Je me lève donc pour aller appeler mon amie, qui accepte avec plaisir l’invitation, et j’en profite pour ouvrir aux livreurs, qui installent mon olivier où je leur ordonne.
*
L’après-midi est d’une qualité exquise.
Nous flânons sur la terrasse en discutant de mon petit potager, nous nous baignons dans le jacuzzi en nous câlinant, puis nous séchons dans nos transats sous le soleil en admirant le gros olivier qui orne désormais le coin de la terrasse et ombrage une partie de l’eau. J’ai également installé ma guirlande solaire le long de la rambarde du balcon, dont les grosses ampoules rondes s’allumeront d’une lumière chaude à la nuit tombée…
- Quand je pense à l’allure qu’avait cette terrasse avant que je n’emménage…, dis-je d’un ton ahuri. Elle avait deux paravents, une table en fer et quatre chaises… et ne servait pas !
- C’est clair…, acquiesce-t-il en haussant les sourcils. Alors qu’elle ressemble désormais à un petit jardin méditerranéen dans lequel nous passons tout notre temps… Tu as un talent certain pour embellir les lieux… pour embellir ma vie si je peux me permettre.
Il m’offre son sourire séducteur et je bats des cils pour l’amuser :
- Une croqueuse de diamants a plein d’idées en tête quand il s’agit de dépenser l’argent de son mari, réplique-je.
Evidemment, il éclate de rire, puis il m’attrape sur mon transat pour me tirer sur lui et m’allonger le long de son corps.
- C’est vrai qu’il ne fait pas assez chaud, l’embête-je en m’étalant pourtant confortablement sur lui.
- Nous irons nous baigner, réplique-t-il.
Son téléphone vibre et il observe la notification pendant que je bronze sur lui sans m’en soucier alors que j’aurais dû.
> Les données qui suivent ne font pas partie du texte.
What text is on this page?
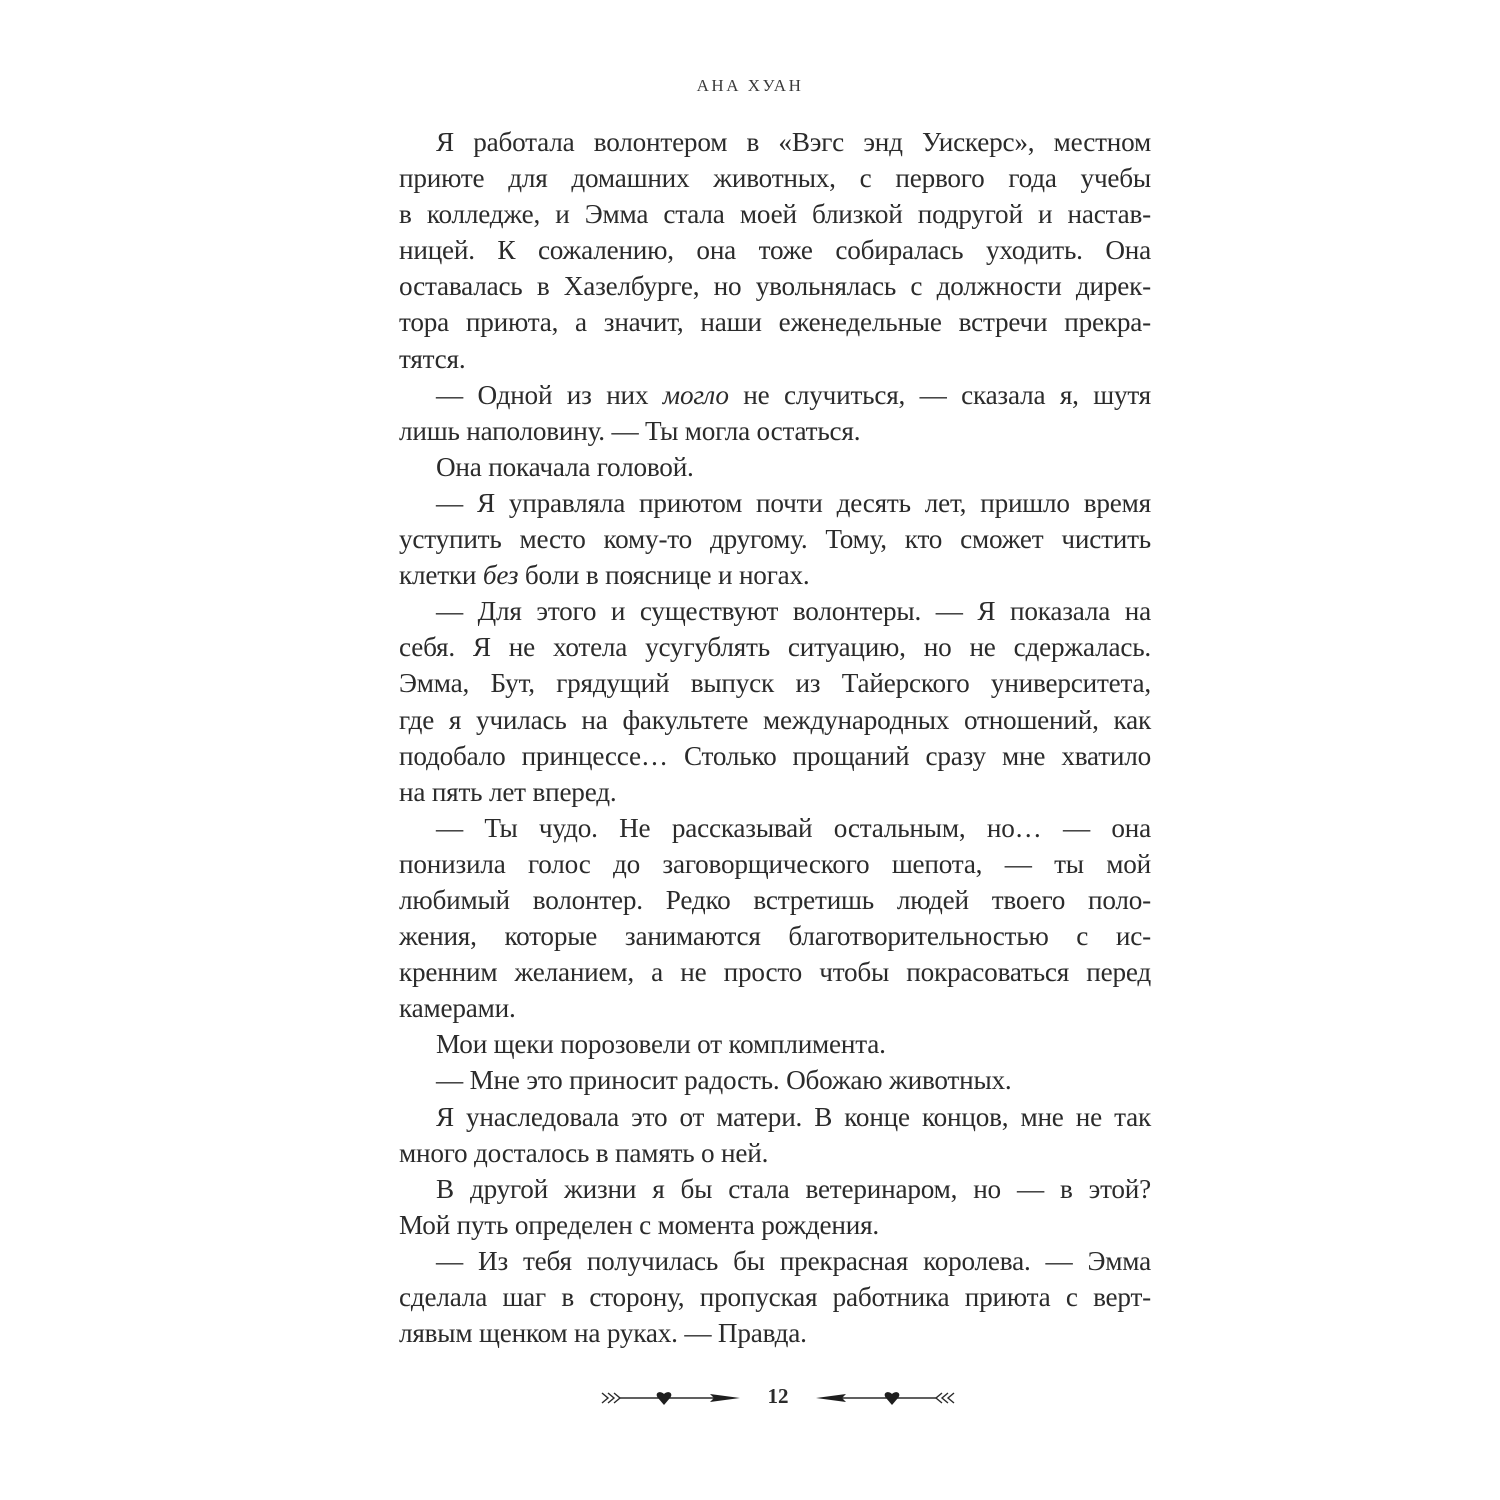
АНА ХУАН
Я работала волонтером в «Вэгс энд Уискерс», местном
приюте для домашних животных, с первого года учебы
в колледже, и Эмма стала моей близкой подругой и настав-
ницей. К сожалению, она тоже собиралась уходить. Она
оставалась в Хазелбурге, но увольнялась с должности дирек-
тора приюта, а значит, наши еженедельные встречи прекра-
тятся.
— Одной из них могло не случиться, — сказала я, шутя
лишь наполовину. — Ты могла остаться.
Она покачала головой.
— Я управляла приютом почти десять лет, пришло время
уступить место кому-то другому. Тому, кто сможет чистить
клетки без боли в пояснице и ногах.
— Для этого и существуют волонтеры. — Я показала на
себя. Я не хотела усугублять ситуацию, но не сдержалась.
Эмма, Бут, грядущий выпуск из Тайерского университета,
где я училась на факультете международных отношений, как
подобало принцессе… Столько прощаний сразу мне хватило
на пять лет вперед.
— Ты чудо. Не рассказывай остальным, но… — она
понизила голос до заговорщического шепота, — ты мой
любимый волонтер. Редко встретишь людей твоего поло-
жения, которые занимаются благотворительностью с ис-
кренним желанием, а не просто чтобы покрасоваться перед
камерами.
Мои щеки порозовели от комплимента.
— Мне это приносит радость. Обожаю животных.
Я унаследовала это от матери. В конце концов, мне не так
много досталось в память о ней.
В другой жизни я бы стала ветеринаром, но — в этой?
Мой путь определен с момента рождения.
— Из тебя получилась бы прекрасная королева. — Эмма
сделала шаг в сторону, пропуская работника приюта с верт-
лявым щенком на руках. — Правда.
12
- C’est Kai…, annonce-t-il d’une voix un peu sombre. Il dit qu’il devient compliqué de trouver des entretiens maintenant qu’il a postulé dans toutes les boites qui cherchaient du monde…
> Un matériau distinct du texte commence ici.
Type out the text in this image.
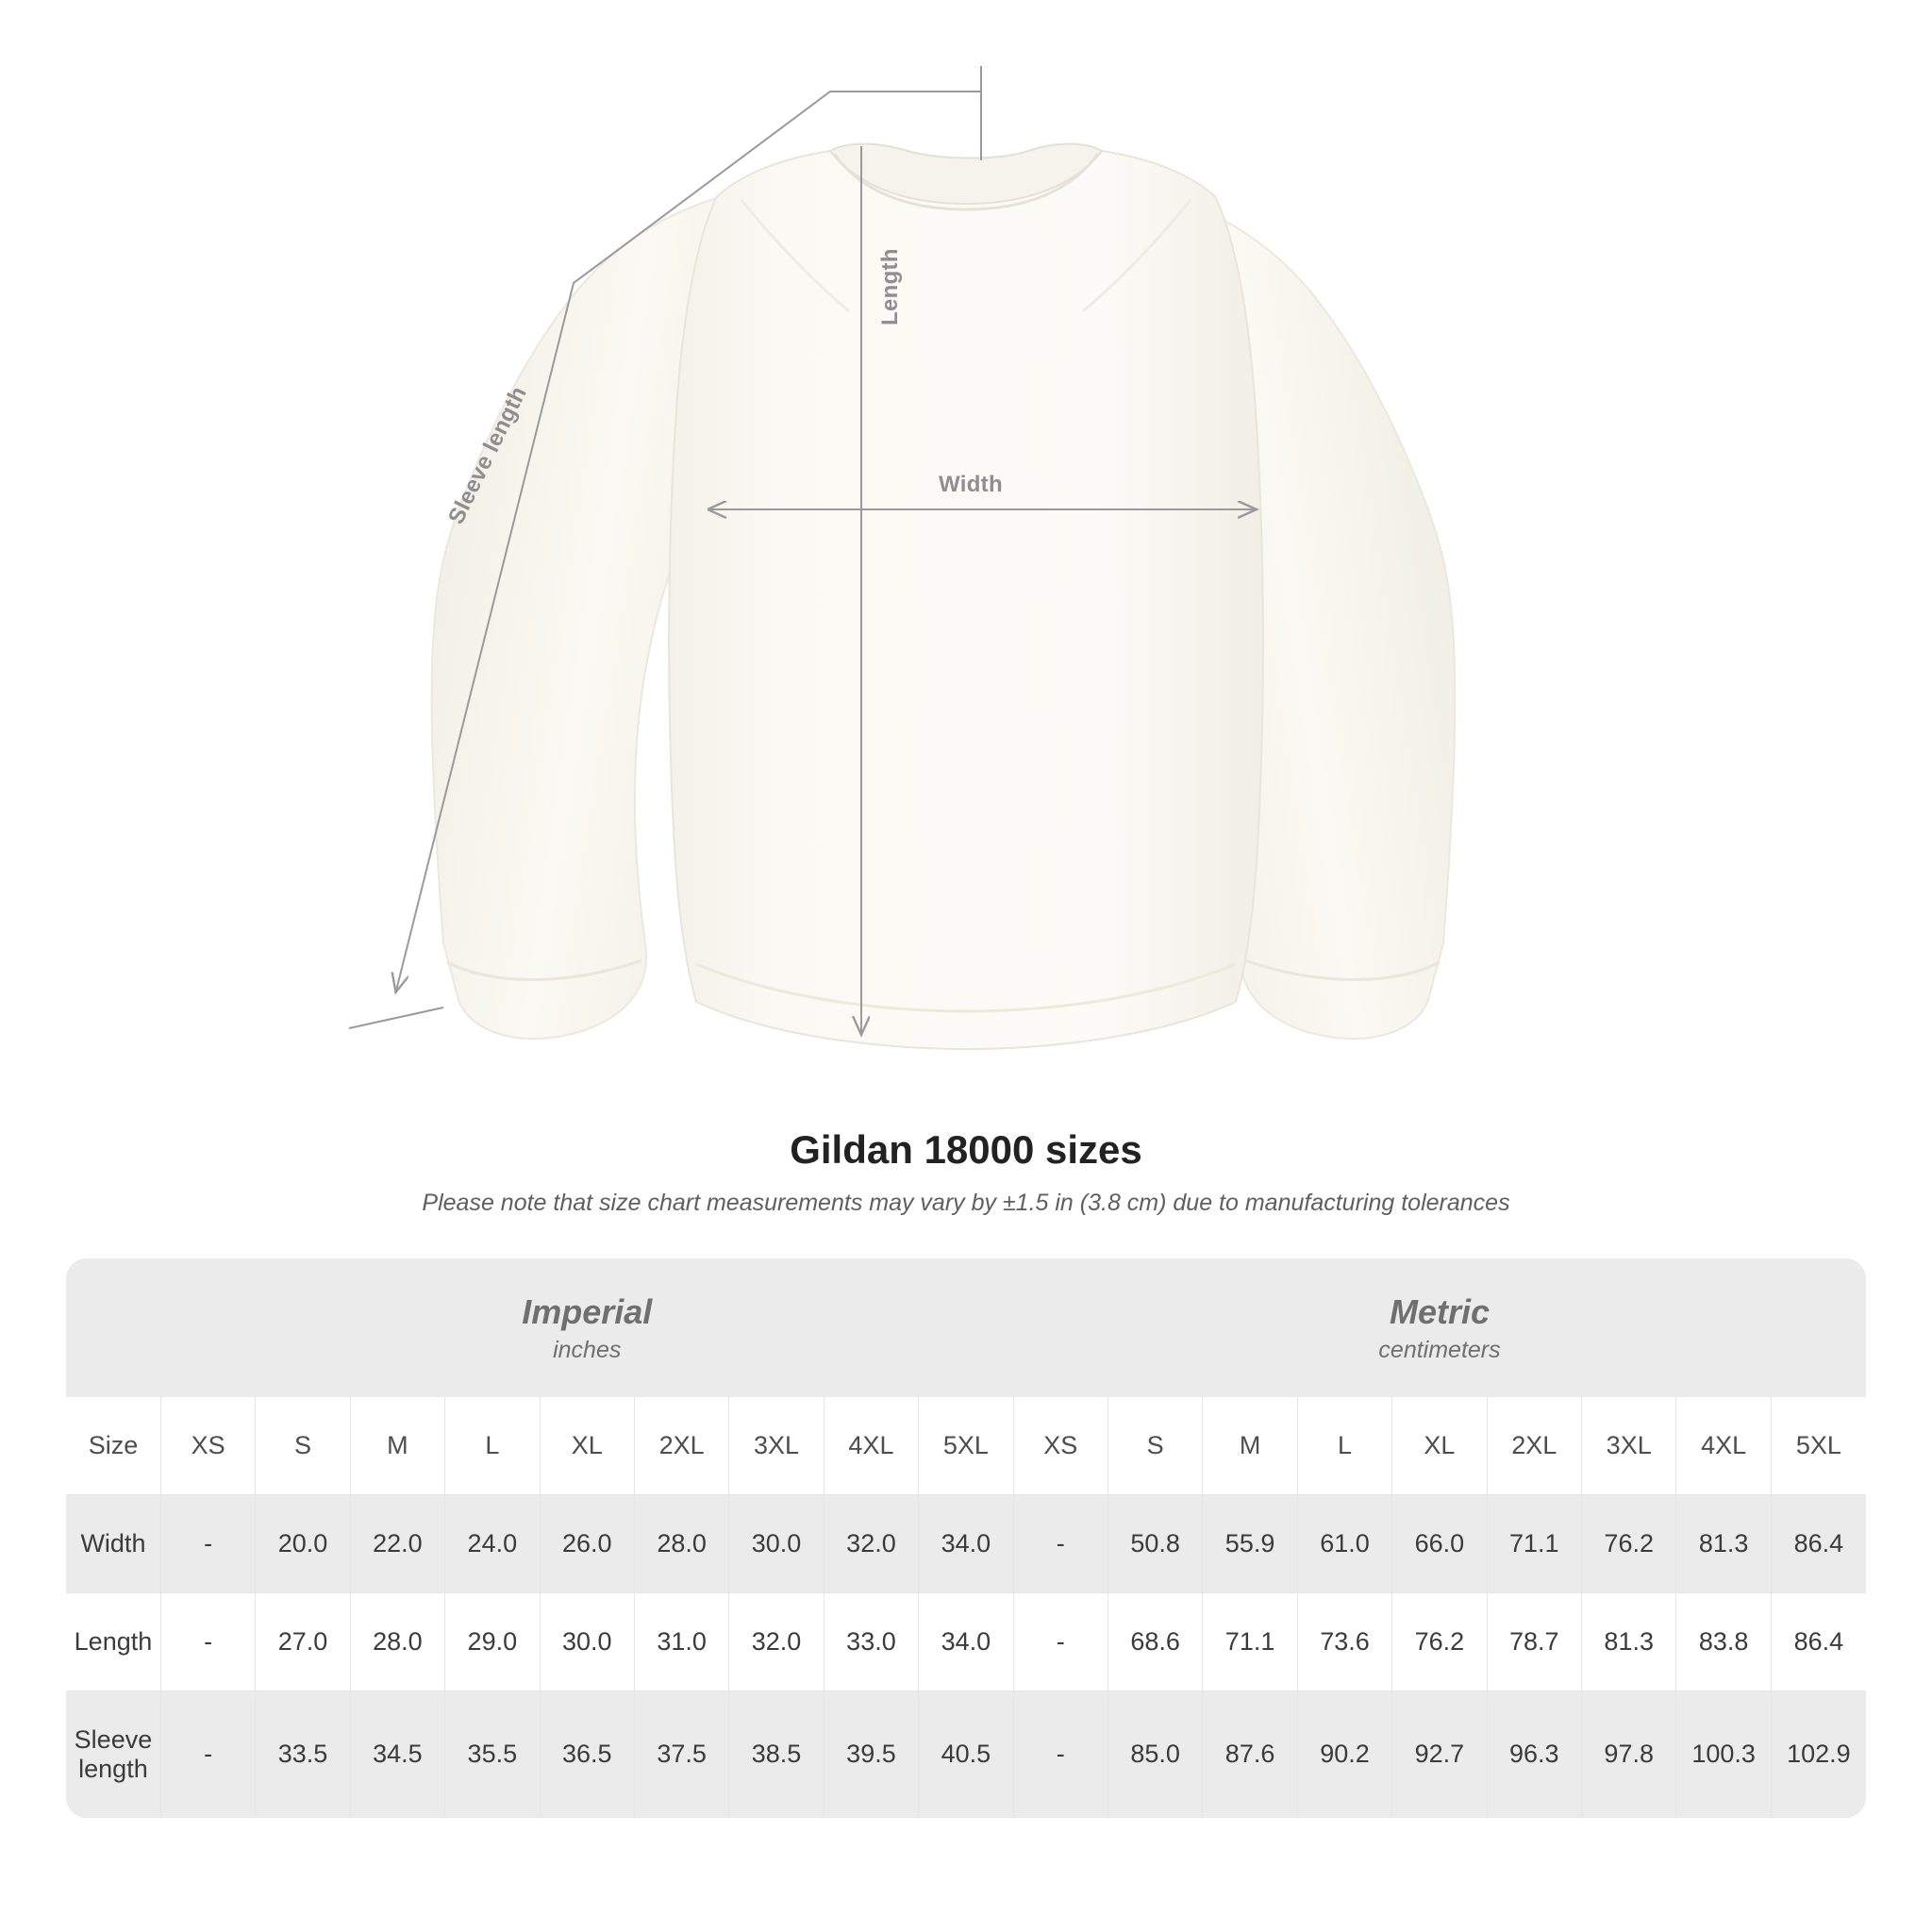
Length
Width
Sleeve length
Gildan 18000 sizes

Please note that size chart measurements may vary by ±1.5 in (3.8 cm) due to manufacturing tolerances

Imperial
inches

Metric
centimeters

Size	XS	S	M	L	XL	2XL	3XL	4XL	5XL	XS	S	M	L	XL	2XL	3XL	4XL	5XL
Width	-	20.0	22.0	24.0	26.0	28.0	30.0	32.0	34.0	-	50.8	55.9	61.0	66.0	71.1	76.2	81.3	86.4
Length	-	27.0	28.0	29.0	30.0	31.0	32.0	33.0	34.0	-	68.6	71.1	73.6	76.2	78.7	81.3	83.8	86.4
Sleeve length	-	33.5	34.5	35.5	36.5	37.5	38.5	39.5	40.5	-	85.0	87.6	90.2	92.7	96.3	97.8	100.3	102.9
- Tu penses qu’il fait vraiment tant d’entretiens que ça ? Peut-être qu’il nous dit ça pour nous donner l’impression qu’il cherche… Il ne peut quand même pas se faire embaucher nulle part… ? m’inquiète-je.
- Malheureusement oui… Avant de vous remettre en contact, je l’ai fait suivre par mon privé… Et c’est vrai mon chat, il essuie des dizaines de refus… Il n’a pas l’obligation d’annoncer avoir fait de la prison, mais les tatouages qui recouvrent son cou et ses mains le crient pour lui, sans même parler du fait qu’il n’a rien dans son CV à part trois pauvres semaines en usine… et en un coup de fil, les futurs employeurs apprennent que c’est lui qui a quitté son travail du jour au lendemain sans prévenir… Ce n’est pas l’idéal pour se faire embaucher…
- Le pauvre… Il doit déprimer… Il essaie tellement de s’en sortir, ça me brise le cœur…, geins-je.
Je pense à mon pauvre frère, qui tourne en rond dans sa chambre horrible de motel, à attendre des coups de fils positifs qui ne viennent pas et à s’abrutir devant la télé… Passer une petite soirée heureuse lui ferait du bien, pleine de rires, de gens normaux, de moi…
- Hunter… ? ose-je timidement.
- Tu veux l’inviter ce soir ?
- Comment tu le sais ? m’étonne-je.
- Comme souvent Hestia… j’attends que tu me poses la question depuis la seconde où je t’ai dit que le message était de Kai…
Je rougis un peu en serrant ses bras dans les miens :
- Qu’est-ce que tu en penses ? Tu ne veux pas qu’il sache où j’habite ? Je pourrais le comprendre après ce qu’il a fait, largement…, chuchote-je.
- J’y ai réfléchis et écoute… Je préférerais qu’il ne le sache pas, mais c’est parce que je me base uniquement sur ses comportements quand il était drogué jusqu’à la moelle… J’échange avec lui depuis des mois, je l’appelle régulièrement et honnêtement, ce n’est pas le même homme quand il est sobre. Je peux même enfin comprendre pourquoi tu tiens à ce type, parce que je t’assure que je ne comprenais pas quand je le voyais uniquement sous dope.
- Ça le change complétement, je ne le reconnaissais pas moi-même, confirme-je.
- Je choisis de lui faire confiance, je prendrai des mesures s’il replonge et qu’il nous pose des soucis.
Mon cœur rayonne et il lève son téléphone devant mes yeux pour inviter Kai, me laissant même écrire la fin du message pour lui intimer de prendre son maillot de bain.